Viele der in den 1960er Jahren angeworbenen Gastarbeiter aus der Türkei sind in Deutschland geblieben und sind nun, 50 Jahre später, pflegebedürftig. Durch das Projekt der Wissenschaftlerinnen des Instituts für Soziologie der Universität Tübingen wurde deutlich, dass Migranten oft schlecht über Angebote informiert sind und Nachholbedarf bei der Verständigung und kulturspezifischem Grundwissen von Ärztinnen und Ärzten sowie Pflegekräften besteht. „Wissenschaft und Forschung erschließen neue Wege, um die Bedingungen für ein gutes Leben im Alter zu verbessern. Die Vorstellungen davon, was ein gutes Leben im Alter ausmacht, können jedoch unterschiedlich sein. Deshalb ist es wichtig, kulturelle Besonderheiten zu berücksichtigen und auf diese in der Forschung und in der Versorgung einzugehen“, sagt Prof. Dr. Johanna Wanka, Bundesministerin für Bildung und Forschung, deren Ministerium das Projekt gefördert hat.
Für die Studie interviewten Forschende unter der Leitung von Dr. Andrea Kronenthaler verschiedene Personengruppen in den Städten und Landkreisen Tübingen und Reutlingen: 32 türkische Migranten der ersten, zweiten und dritten Generation, 14 Hausärzte und medizinische Fachangestellte sowie 21 Vertreter und Vertreterinnen aus Politik, Pflegeinstitutionen, türkischen Vereinen und Krankenkassen.
Einige wollen professionelle Versorgung, andere möchten in der Familie bleiben
Wie sich in der Studie zeigte, wussten viele der Migrantinnen und Migranten nicht, welche Einrichtungen und Beratungsstellen ihnen zur Verfügung stehen und welche finanziellen Leistungen sie für die Pflege in Anspruch nehmen können. Grund dafür sind unter anderem sprachliche Hürden oder mangelnde Kenntnisse des deutschen Gesundheitssystems. Die Konsequenzen tragen vor allem auch ihre Familienangehörigen, die die Pflege ohne zusätzliche Hilfestellungen schultern müssen – teilweise mit der Folge von Überlastung.
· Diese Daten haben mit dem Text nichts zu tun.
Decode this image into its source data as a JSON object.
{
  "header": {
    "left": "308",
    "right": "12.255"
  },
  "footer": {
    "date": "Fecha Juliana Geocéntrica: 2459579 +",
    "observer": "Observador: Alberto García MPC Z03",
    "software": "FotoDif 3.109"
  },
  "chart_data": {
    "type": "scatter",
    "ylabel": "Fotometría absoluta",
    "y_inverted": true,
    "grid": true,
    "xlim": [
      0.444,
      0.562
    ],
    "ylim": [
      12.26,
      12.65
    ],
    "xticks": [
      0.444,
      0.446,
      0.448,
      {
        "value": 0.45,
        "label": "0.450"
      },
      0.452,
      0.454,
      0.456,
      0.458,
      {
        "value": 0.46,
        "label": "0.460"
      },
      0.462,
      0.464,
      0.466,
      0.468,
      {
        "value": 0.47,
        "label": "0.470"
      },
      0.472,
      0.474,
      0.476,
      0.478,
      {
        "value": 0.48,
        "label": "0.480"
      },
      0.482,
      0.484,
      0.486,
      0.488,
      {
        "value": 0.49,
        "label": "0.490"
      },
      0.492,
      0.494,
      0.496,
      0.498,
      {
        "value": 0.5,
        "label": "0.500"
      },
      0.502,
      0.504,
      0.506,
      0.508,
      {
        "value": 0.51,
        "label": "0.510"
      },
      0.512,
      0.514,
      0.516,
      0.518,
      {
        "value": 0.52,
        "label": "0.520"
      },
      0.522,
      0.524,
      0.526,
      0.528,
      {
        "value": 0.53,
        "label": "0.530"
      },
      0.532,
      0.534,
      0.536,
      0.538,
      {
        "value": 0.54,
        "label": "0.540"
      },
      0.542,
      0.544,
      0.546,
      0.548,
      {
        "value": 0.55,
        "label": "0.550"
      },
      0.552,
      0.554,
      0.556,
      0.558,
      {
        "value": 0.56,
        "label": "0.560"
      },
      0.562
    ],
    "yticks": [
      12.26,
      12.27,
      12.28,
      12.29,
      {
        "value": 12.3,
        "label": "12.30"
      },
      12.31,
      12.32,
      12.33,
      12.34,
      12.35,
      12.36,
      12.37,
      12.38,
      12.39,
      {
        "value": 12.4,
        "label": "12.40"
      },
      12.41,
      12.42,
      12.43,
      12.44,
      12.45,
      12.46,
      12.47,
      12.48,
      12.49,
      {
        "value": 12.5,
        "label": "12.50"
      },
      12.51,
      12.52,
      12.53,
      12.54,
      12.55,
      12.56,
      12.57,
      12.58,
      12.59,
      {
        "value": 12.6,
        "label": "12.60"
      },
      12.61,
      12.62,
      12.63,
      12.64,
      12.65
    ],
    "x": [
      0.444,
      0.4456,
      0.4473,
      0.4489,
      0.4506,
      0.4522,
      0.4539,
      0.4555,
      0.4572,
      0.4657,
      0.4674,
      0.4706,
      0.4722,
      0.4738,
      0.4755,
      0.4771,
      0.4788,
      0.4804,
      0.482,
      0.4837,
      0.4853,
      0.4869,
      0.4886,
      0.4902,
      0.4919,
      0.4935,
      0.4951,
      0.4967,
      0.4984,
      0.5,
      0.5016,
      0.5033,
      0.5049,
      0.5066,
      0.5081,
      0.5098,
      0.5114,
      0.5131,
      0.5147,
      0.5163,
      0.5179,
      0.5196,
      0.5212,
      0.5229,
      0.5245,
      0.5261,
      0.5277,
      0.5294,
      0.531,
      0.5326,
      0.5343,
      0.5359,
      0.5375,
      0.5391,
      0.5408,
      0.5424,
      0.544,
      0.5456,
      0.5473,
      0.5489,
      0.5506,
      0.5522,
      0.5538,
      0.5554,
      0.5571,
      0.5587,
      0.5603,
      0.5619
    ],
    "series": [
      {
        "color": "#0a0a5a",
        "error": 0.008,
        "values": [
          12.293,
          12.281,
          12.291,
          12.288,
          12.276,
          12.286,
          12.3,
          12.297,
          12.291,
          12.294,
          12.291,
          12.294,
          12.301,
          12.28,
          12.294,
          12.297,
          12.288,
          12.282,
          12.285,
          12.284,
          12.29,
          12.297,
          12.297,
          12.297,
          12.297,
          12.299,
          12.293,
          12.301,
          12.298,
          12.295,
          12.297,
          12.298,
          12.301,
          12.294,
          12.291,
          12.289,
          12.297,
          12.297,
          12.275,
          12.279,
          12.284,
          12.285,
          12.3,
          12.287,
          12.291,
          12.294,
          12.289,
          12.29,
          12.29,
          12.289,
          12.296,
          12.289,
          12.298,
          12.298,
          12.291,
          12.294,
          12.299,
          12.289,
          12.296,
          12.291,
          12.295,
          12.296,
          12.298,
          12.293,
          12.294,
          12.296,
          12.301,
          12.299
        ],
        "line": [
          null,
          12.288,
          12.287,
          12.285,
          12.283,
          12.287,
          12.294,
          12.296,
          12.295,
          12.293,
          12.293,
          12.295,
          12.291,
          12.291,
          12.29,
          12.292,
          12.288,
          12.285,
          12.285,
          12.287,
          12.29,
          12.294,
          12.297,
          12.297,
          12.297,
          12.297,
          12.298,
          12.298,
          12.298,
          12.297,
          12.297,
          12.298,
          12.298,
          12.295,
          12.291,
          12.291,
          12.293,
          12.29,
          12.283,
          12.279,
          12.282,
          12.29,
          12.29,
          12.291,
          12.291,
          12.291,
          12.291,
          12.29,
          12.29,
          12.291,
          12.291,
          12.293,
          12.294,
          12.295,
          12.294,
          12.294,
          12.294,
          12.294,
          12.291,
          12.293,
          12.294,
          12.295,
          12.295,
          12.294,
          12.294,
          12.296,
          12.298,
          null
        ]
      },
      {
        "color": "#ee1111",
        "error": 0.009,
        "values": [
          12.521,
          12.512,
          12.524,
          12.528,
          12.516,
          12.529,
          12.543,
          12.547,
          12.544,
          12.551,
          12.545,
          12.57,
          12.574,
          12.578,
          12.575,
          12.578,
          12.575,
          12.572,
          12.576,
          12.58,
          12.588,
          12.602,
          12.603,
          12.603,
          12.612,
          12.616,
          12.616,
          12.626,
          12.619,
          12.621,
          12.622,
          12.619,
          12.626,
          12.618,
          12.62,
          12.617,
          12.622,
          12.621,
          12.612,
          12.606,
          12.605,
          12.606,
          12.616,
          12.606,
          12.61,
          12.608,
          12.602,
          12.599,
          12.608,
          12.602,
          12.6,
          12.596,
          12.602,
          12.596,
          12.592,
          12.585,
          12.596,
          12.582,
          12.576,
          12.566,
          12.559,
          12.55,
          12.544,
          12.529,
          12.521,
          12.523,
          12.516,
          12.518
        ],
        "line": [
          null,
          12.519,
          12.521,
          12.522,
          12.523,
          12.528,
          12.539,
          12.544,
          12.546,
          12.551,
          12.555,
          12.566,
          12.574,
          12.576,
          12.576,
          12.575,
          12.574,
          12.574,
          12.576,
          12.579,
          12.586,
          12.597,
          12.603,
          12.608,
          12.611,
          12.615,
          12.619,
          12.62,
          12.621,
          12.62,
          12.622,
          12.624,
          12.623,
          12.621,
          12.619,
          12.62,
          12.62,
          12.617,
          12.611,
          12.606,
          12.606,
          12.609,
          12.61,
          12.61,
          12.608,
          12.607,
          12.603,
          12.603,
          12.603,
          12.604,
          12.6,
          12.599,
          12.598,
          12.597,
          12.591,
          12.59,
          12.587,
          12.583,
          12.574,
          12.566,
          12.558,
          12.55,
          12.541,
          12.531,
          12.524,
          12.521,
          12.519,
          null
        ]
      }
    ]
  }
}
Insgesamt waren die Bedürfnisse der interviewten Migrantinnen und Migranten sehr unterschiedlich. Einige der Älteren wollten beispielsweise ihren Angehörigen nicht zur Last fallen und würden professionelle Versorgung in Anspruch nehmen, andere vertrauten auf eine Pflege innerhalb der Familie. Falls die Versorgung in fremde Hände übergehen sollte, wünschten sich die Befragten, dass das Pflegepersonal über Grundlagenkenntnisse ihrer Religion und Kultur verfügt.
Ärzten und Pflegern mangelt es an kulturspezifischem Grundwissen
So erhofften sie sich beispielsweise Unterstützung bei der Gebetswaschung oder Mahlzeiten, die nach islamischen Vorschriften zubereitet werden. Tendenziell bevorzugte die Mehrheit der Befragten eine nach Geschlechtern getrennte Versorgung: Männliches Pflegepersonal für pflegebedürftige Männer, weibliches Pflegepersonal für pflegebedürftige Frauen. Vor allem lag den Befragten – wie vielen anderen Seniorinnen und Senioren unabhängig von ihrer Herkunft – am Herzen, dass das Pflegepersonal ihnen respektvoll und freundlich begegnet.
Ärztinnen und Ärzte sowie Pflegekräfte räumten in der Befragung ein, dass es ihnen an kulturspezifischem Grundwissen fehle. Wichtiger sei aber, so die befragten Fachkräfte, sich individuell auf die Pflegebedürftigen einzulassen. Ein weiterer zentraler Punkt war, dass es in der Pflegeversorgung und ‑beratung häufig Verständigungsschwierigkeiten gibt, die teilweise auch zu Fehldiagnosen führen können. Mangels Alternativen übersetzen dann Angehörige oder türkischsprechendes Personal in den Arztpraxen oder im Krankenhaus. Beides stellt keine optimale Lösung dar, da Angehörige etwa aus Rücksicht nicht wortgetreu übersetzen, das medizinische Personal dadurch eine Mehrbelastung erfährt und in eine Rolle gedrängt wird, die weder seiner Qualifikation noch seinen Aufgaben entspricht.